WordPress.org

Make WordPress Core

Opened 10 years ago

Closed 7 months ago

Last modified 8 weeks ago

#14558 closed enhancement (wontfix)

Separate Database Table Support for Custom Post Types

Reported by: rahul286 Owned by:
Milestone: Priority: normal
Severity: normal Version:
Component: Posts, Post Types Keywords:
Focuses: Cc:

Description

While working on custom post types, I felt need for this enhancements.

This can be achieved by adding an extra argument to the register_post_type function like below...

register_post_type( 'acme_product',
    array(
      'labels' => array(
        'name' => __( 'Products' ),
        'singular_name' => __( 'Product' )
      ),
      'public' => true,

      /* Database separation */
     'db_tables' => array(
        'prefix' => '', //by default, value of $table_prefix will be used. If user sets this value to something, it will be used as prefix for both of following tables
        'base_prefix' => '' , //this will control it tables are to be kept sitewide or per blog 
        'posts_name' => 'acme',
        'postmeta_name' => 'acmemeta',
      ),
  );

This small enhancement (not from coding perspective) will help more plugins authors go for custom post type.
Reasons are - first they will get option to have separate data storage.
Second - if some other badly coded plugin manipulates wp_posts table in some wrong way, it won't have sideeffect on third-party data.
Third - Plugin authors will get more space to experiment as at any time they will be dealing with their own plugin's data.

Of course, one of the goal of this nice feature must be to abstract database layer, but as a developer I feel it would be better if I can have some control over database without loosing power of this new (custom post type) feature.

Change History (29)

#1 follow-up: @westi
10 years ago

  • Resolution set to wontfix
  • Status changed from new to closed

This is not something we would likely consider.

We are happy with storing the custom post types in the existing table structures.

We don't recommend on adding extra tables - in some installation scenarios it isn't even possible.

#2 in reply to: ↑ 1 @rahul286
10 years ago

@Peter (westi)

Of course you know better and I respect ur opinion.

But can register_post_type be extended (as a class) or atleast changed to have enough actions and filter so experienced developers can take some extra efforts where this kind of requirement is critical for this.

I really do not believe in copying lots of codes from core and then patching them up to get desired results. It becomes harder to maintain.
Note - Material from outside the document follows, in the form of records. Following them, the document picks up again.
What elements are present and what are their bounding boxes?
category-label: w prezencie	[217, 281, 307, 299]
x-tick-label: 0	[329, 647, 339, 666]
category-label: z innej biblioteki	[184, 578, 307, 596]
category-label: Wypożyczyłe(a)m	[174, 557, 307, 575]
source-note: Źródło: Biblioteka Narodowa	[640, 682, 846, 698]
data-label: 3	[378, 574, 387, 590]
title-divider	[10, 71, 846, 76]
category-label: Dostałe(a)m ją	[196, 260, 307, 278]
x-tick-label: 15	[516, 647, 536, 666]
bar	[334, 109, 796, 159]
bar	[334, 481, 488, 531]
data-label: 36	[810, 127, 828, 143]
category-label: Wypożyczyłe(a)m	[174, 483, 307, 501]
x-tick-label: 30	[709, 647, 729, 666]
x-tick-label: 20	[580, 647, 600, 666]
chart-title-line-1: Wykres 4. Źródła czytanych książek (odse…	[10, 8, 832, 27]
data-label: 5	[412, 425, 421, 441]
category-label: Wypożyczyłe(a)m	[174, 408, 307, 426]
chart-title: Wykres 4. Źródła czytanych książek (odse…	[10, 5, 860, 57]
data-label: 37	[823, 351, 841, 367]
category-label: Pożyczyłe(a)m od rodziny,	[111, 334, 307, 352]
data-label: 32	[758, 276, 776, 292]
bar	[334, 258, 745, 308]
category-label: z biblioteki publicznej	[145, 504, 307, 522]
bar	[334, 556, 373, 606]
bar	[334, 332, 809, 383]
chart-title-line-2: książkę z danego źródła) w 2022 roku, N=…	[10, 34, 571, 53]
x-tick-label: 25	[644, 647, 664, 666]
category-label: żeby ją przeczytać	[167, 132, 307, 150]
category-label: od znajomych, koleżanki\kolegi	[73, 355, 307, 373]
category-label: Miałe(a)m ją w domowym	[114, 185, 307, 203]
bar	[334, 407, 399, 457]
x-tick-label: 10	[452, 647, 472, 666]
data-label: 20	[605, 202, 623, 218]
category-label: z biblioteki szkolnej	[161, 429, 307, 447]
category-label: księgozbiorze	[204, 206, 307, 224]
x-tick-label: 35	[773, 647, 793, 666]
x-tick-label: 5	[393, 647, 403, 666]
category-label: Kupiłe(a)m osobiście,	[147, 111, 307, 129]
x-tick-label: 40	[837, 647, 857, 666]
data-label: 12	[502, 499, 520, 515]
Anyway, thanks for being so quick to reply. :-)

#3 @nacin
10 years ago

  • Milestone Awaiting Review deleted

#4 follow-up: @martin.krcho
6 years ago

  • Keywords changed from post type, database to post type database
  • Resolution wontfix deleted
  • Status changed from closed to reopened

This is something I would like to see in the future versions of WordPress as well. I am currently deciding between custom post types and something completely separate.

#5 follow-up: @dd32
6 years ago

  • Resolution set to wontfix
  • Status changed from reopened to closed

Re-closing due to the first comment still holding true.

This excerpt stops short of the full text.